When Medical Apps Do More Harm Than Good

Replacing clinic visits with smartphones can be a risky move. Here’s why.


Alexei Vella

In 2013, when Julie Hudak read about an iPhone app that could diagnose skin cancer, she downloaded it right away. Her husband and sister-in-law had both died of melanoma, and she didn’t want to miss any early signs of the disease in her three children. It was easy to use—simply upload a photo of a mole and get a color-coded result: Green meant cancer was unlikely, yellow was a maybe, and red indicated danger. Even though the dermatologist had assured Hudak just a week earlier that her children’s skin looked fine, she decided to snap photos of her 11-year-old daughter’s moles. Seconds later, the results appeared. “Some came up yellow, and one was red,” Hudak recalls. “I panicked.” She called the dermatologist for an emergency appointment.

Online retailers like iTunes and Amazon offer thousands of apps promising all kinds of real-time information about your body—they can measure blood pressure, take your pulse, track your menstrual cycle, and tell you how well your lungs are working. Mobile health is one of the fastest-growing app categories: According to the consulting firm research2guidance, there are 100,000 mobile health apps on the market, double the number available two and a half years ago. The industry is worth some $4 billion today, and analysts predict that it will reach $26.5 billion by 2017.

It’s not hard to understand why these apps have taken off. For one, doctors are busier than ever; the Health Resources and Services Administration reports a shortfall of 8,200 primary-care physicians. Yet replacing clinic visits with smartphones can be a risky move. A few years ago, for example, Nathan Cortez, a law professor specializing in health care regulation, noticed an app that claimed to treat seasonal affective disorder: Patients who felt depressed in winter months could simply gaze into their phones, which supposedly emitted mood-lifting light. “The phones couldn’t possibly give off enough light to make a difference for people with this disorder,” Cortez told me. “Here was this burgeoning industry creating all of these apps that could be really useful—or really dangerous.”

Even most simple pedometer apps don’t count your steps correctly.

Indeed, a number of recent studies have identified medical apps that failed to measure up. In 2011, pharma giant Pfizer recalled a rheumatology calculator app after the company found that its swollen-joint measurements—calculated using self-reported data—were off by as much as half. Even most simple pedometer apps don’t count your steps correctly, a 2012 study found. For a 2013 paper, researchers from the University of Pittsburgh Medical Center tested four skin cancer diagnosis apps—similar to the one Hudak used on her kids—and three of them missed at least 1 in 3 melanomas.

You might expect that the Food and Drug Administration would regulate these apps, and it does—but mainly the ones paired with diagnostic gadgets like, say, a blood-pressure cuff. Even then, its database is full of app-related complaints. One blood-glucose tracker had 59 “adverse events” since 2012—many involving diabetics who took too much insulin based on false readings and had to be rushed to the hospital.

Most health apps, though, are classified as “informational” or “entertainment” to escape FDA oversight. But their marketing talk can send confusing signals. WebMD’s Symptom Checker, for instance, lets you “select the part of the body that is troubling you, choose your symptoms, and learn about potential conditions or issues,” even as the website notes that it “does not provide medical advice.” The description of Real Blood Pressure Calc says, “Now you won’t have to carry heavy equipment with you. All you need is this ever useful application.” But a disclaimer states that it’s “just meant to give you a hint of your actual BP measurements.”

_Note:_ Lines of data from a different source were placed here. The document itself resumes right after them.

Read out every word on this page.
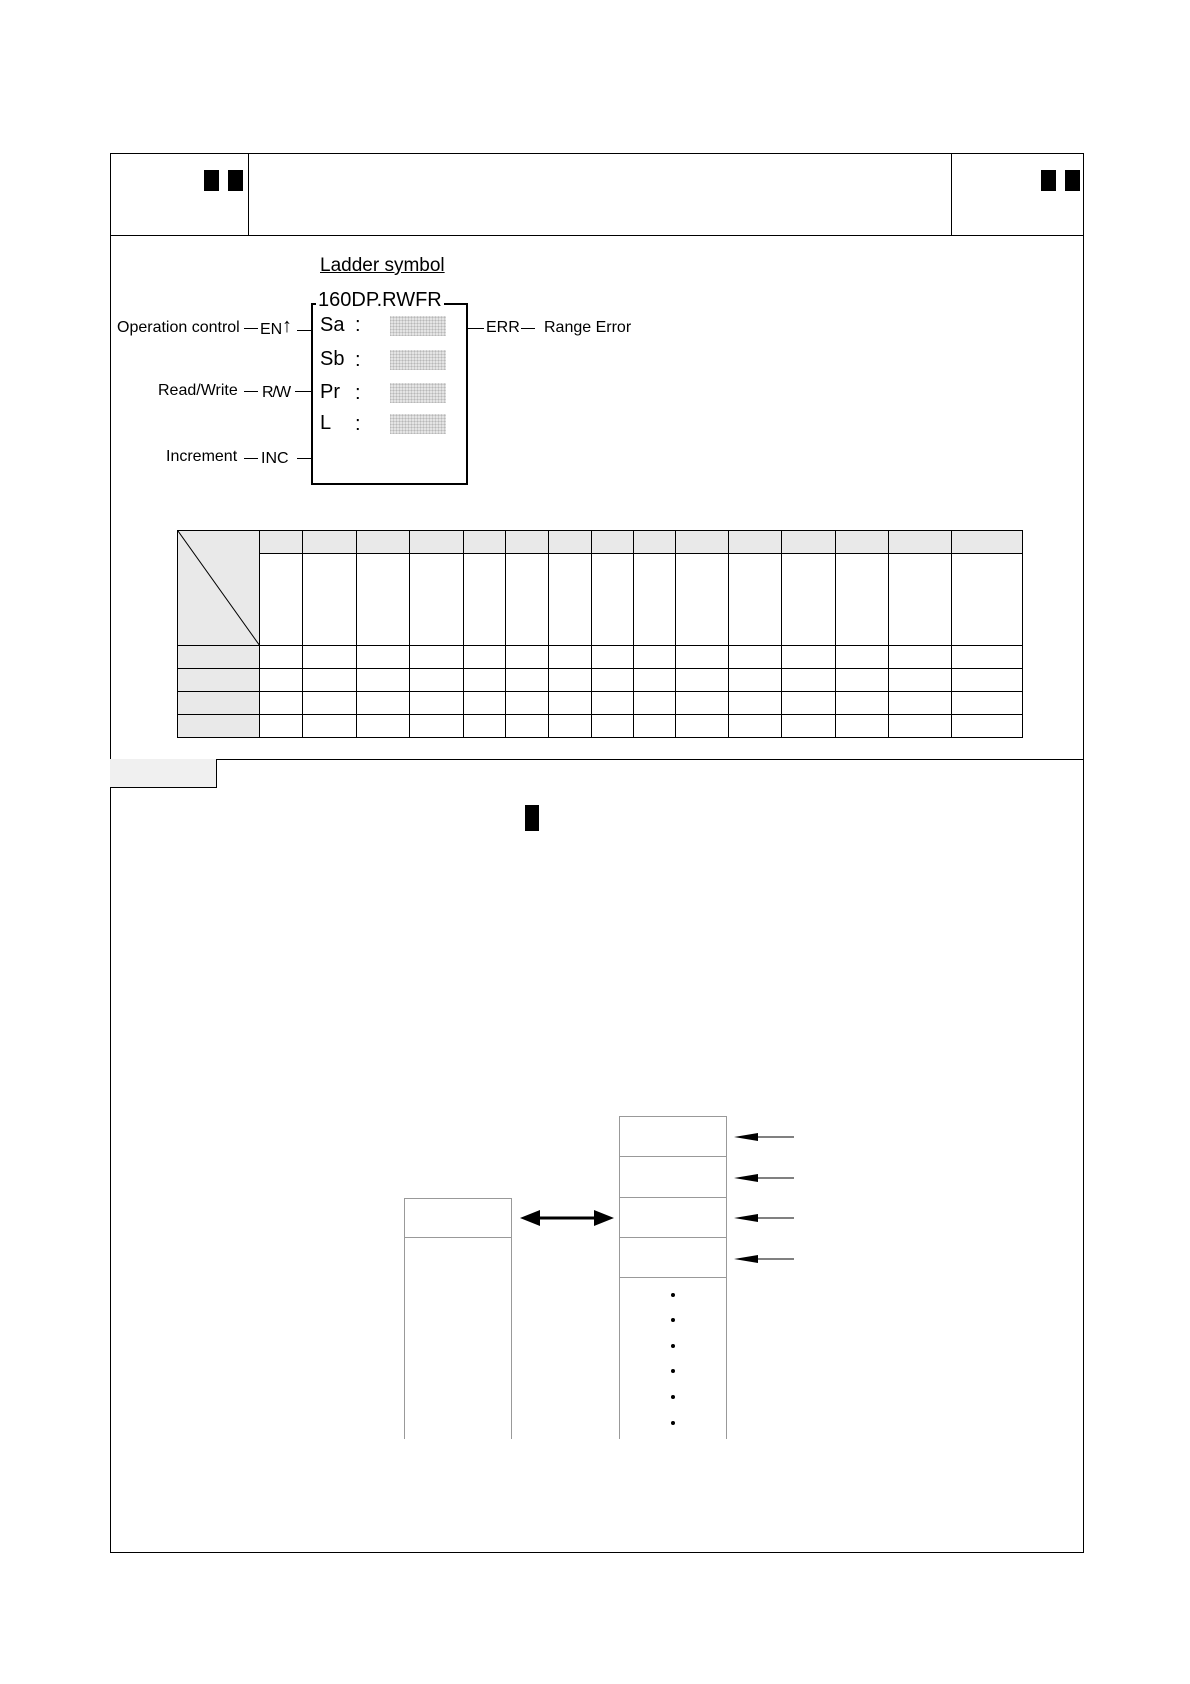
Ladder symbol
160DP.RWFR
Sa :
Sb :
Pr :
L :
Operation control EN ↑
Read/Write R/W
Increment INC
ERR Range Error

All of this fuzzy language caught the attention of the House Energy and Commerce Committee, which over the past few years has held hearings on the safety of health apps and whether they warrant a shorter leash. Tech companies such as IBM, McKesson, and Qualcomm argue that requiring all health-related apps to undergo rigorous FDA review would stifle innovation. Cortez, meanwhile, argues that tighter rules would strengthen the industry by discouraging fly-by-night operators.

For now, it’s consumer beware. Eric Topol, a cardiologist and medical-device researcher, suggests that people choose their health apps with care. Be skeptical, for example, of the unregulated ones that rely solely on your smartphone. One promising development? Apps that involve actual doctors in the process. (The one successful skin cancer app from that 2013 study showed users’ photos to a physician.) There’s also Google Helpouts, which lets people consult with a vetted doctor. It can run you $5 to $8 a minute on the high end, but the price may be worth it if a worrisome symptom is costing you sleep.

As for Hudak, she rushed her daughter back to the dermatologist, only to learn that the app had gotten it wrong: The red-alert mole was benign. She decided to trash the program. “It’s not worth feeling comforted when you really are in danger—or panicked when there is nothing to worry about,” she says. “I can’t live in fear.”